Not-So-Powerful Pages – The Scarlet Pimpernel

No Powerful Pages today because I haven’t finished reading the book yet. In fact, I’m only about a third of the way through Baroness Orczy’s The Scarlet Pimpernel. Perhaps I’ll get some more reading time this next week.

In the meantime, a bit of historical background ¬†and a brief impression about what I’ve read so far. The historical background is not background on the character, but on my previous impressions of him.

I was never actually a Scarlet Pimpernel fan. I mean, I kept reading about how I should just love his adventures; after all, he had been the inspiration for Zorro and basically all the mild-mannered-secret-identity heroes to follow. And it seemed he was a swashbuckling adventurer in the mold of Zorro, Robin Hood, and the Three Musketeers, all of whom I loved.

But I could just never get worked up enough to seek him out. I think it was the name. The name just seemed kind of effeminate (of course, it was written by a woman, so this is a girly vision of a hero, like those Japanse shojo manga where the awesome romantic hero is always this slim, pretty, androgynous dude) . I pictured him wearing a costume and a mask, like Zorro, only he was wearing this frou-frou duelist’s outfit, with the tights and the bulgy short pants and a big floppy hat with a white feather, and of course, like Robin Hood/Green Arrow, his outfit would be all one simple color: red. It just wasn’t pushing my buttons.
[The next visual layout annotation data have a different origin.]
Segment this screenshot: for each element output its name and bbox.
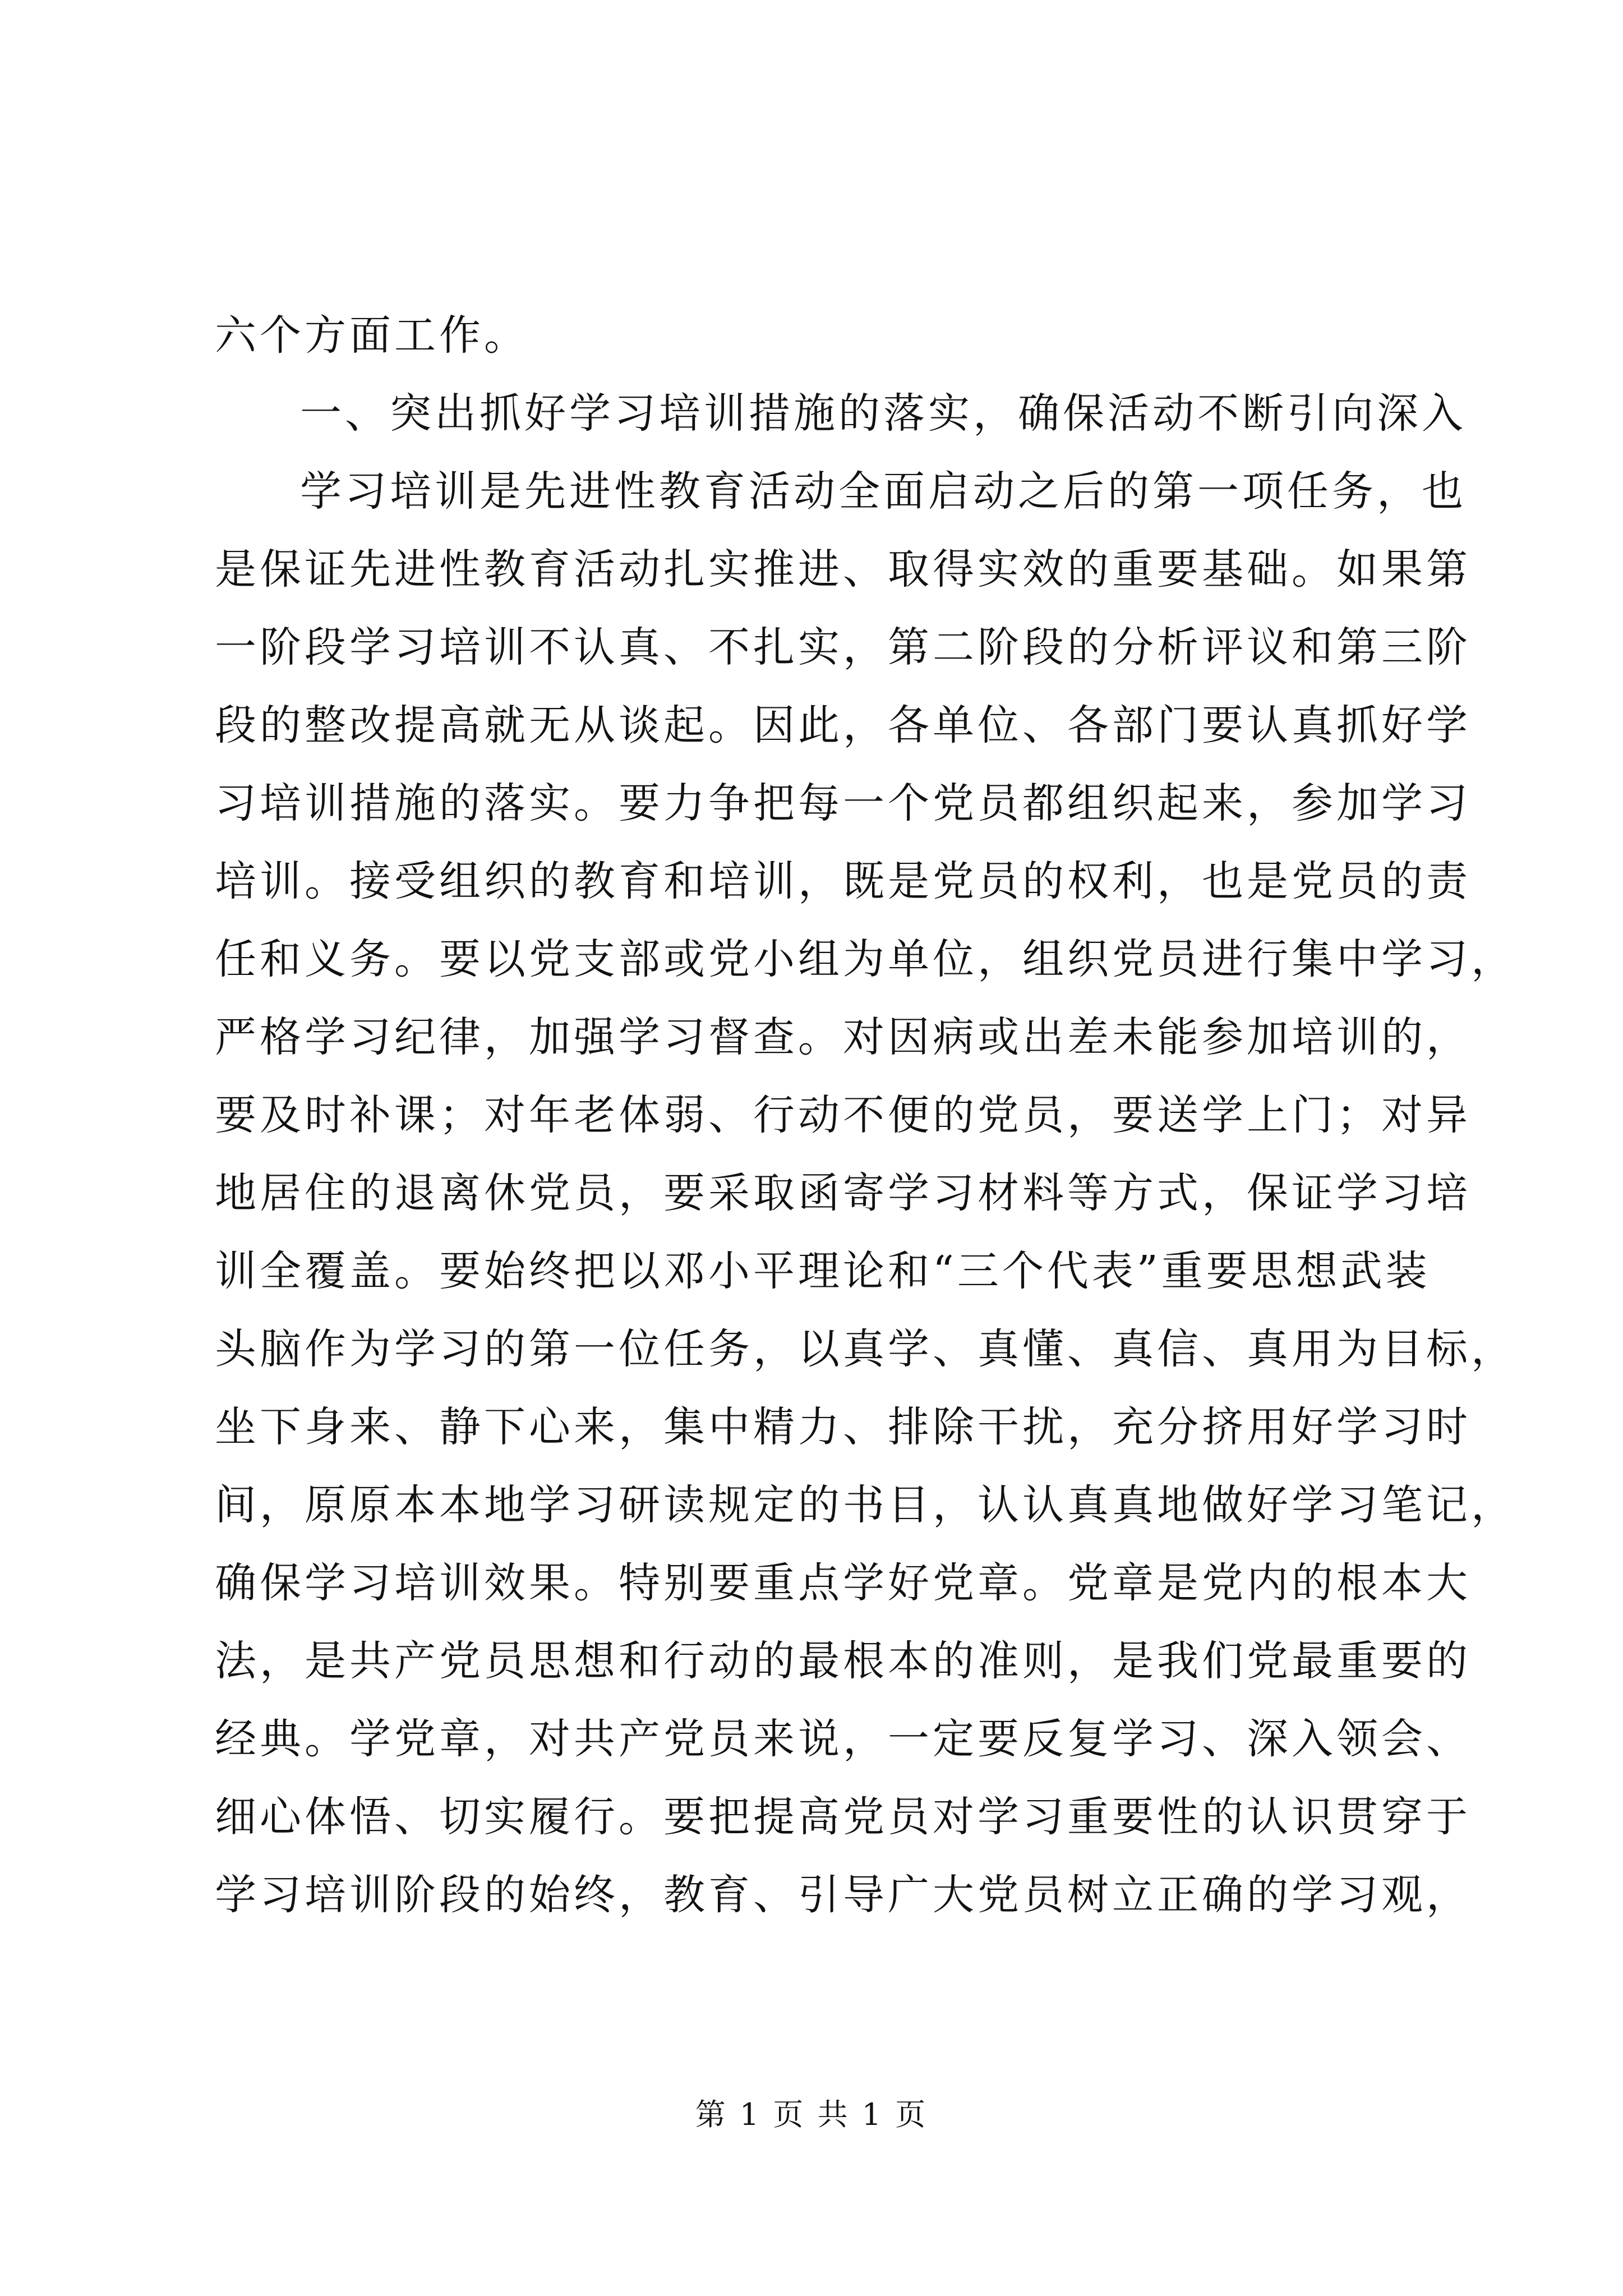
- text-line: 学习培训阶段的始终，教育、引导广大党员树立正确的学习观，: [215, 1871, 1471, 1919]
- text-line: 确保学习培训效果。特别要重点学好党章。党章是党内的根本大: [215, 1559, 1471, 1607]
- page-footer: 第 1 页 共 1 页: [695, 2097, 928, 2132]
- text-line: 法，是共产党员思想和行动的最根本的准则，是我们党最重要的: [215, 1637, 1471, 1685]
- text-line: 细心体悟、切实履行。要把提高党员对学习重要性的认识贯穿于: [215, 1793, 1471, 1841]
- text-line: 任和义务。要以党支部或党小组为单位，组织党员进行集中学习，: [215, 935, 1516, 983]
- text-line: 间，原原本本地学习研读规定的书目，认认真真地做好学习笔记，: [215, 1481, 1516, 1529]
- text-line: 六个方面工作。: [215, 311, 529, 360]
- text-line: 训全覆盖。要始终把以邓小平理论和“三个代表”重要思想武装: [215, 1247, 1431, 1295]
- text-line: 习培训措施的落实。要力争把每一个党员都组织起来，参加学习: [215, 779, 1471, 827]
- text-line: 要及时补课；对年老体弱、行动不便的党员，要送学上门；对异: [215, 1091, 1471, 1139]
- text-line: 学习培训是先进性教育活动全面启动之后的第一项任务，也: [300, 467, 1467, 516]
- text-line: 段的整改提高就无从谈起。因此，各单位、各部门要认真抓好学: [215, 701, 1471, 749]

Then one night, the movie happened to be playing on TV, and I had nothing else to watch, so I tuned in. And OMG, it was so boring. I tuned out of it, started paying attention during the climactic duel and wondered, “Did I miss the part where he wears the costume?”

Reading the book now, it seems apparent that there never was any costume, at least not a Zorro-style one. The book is over a hundred years old, and written in a quaint, prosaic style. It takes place shortly after the French Revolution, during the Reign of Terror. Hundreds of nobles are being sent to the guillotine each day.

But one heroic Englishman is leading an organization that spirits nobles out of France to asylum in England. His real identity is a secret, but he signs all of his written orders with a drawing of a red flower, and so is known as the Scarlet Pimpernel. And so far, the main character is Lady Marguerite Blakeney, a Frenchwoman married to the foppish Sir Percy Blakeney. Her brother has gone to France on a mission for the Scarlet Pimpernel, and now a French spy has appeared to threaten her brother with death unless Marguerite uses her high position and social standing to uncover the identity of the Scarlet Pimpernel.

So this is looking more and more like another Ivanhoe, where everything’s kind of happening around this guy, and everyone’s talking about him, but he never really does anything until the big climax. And as you might know, I have problems with Ivanhoe.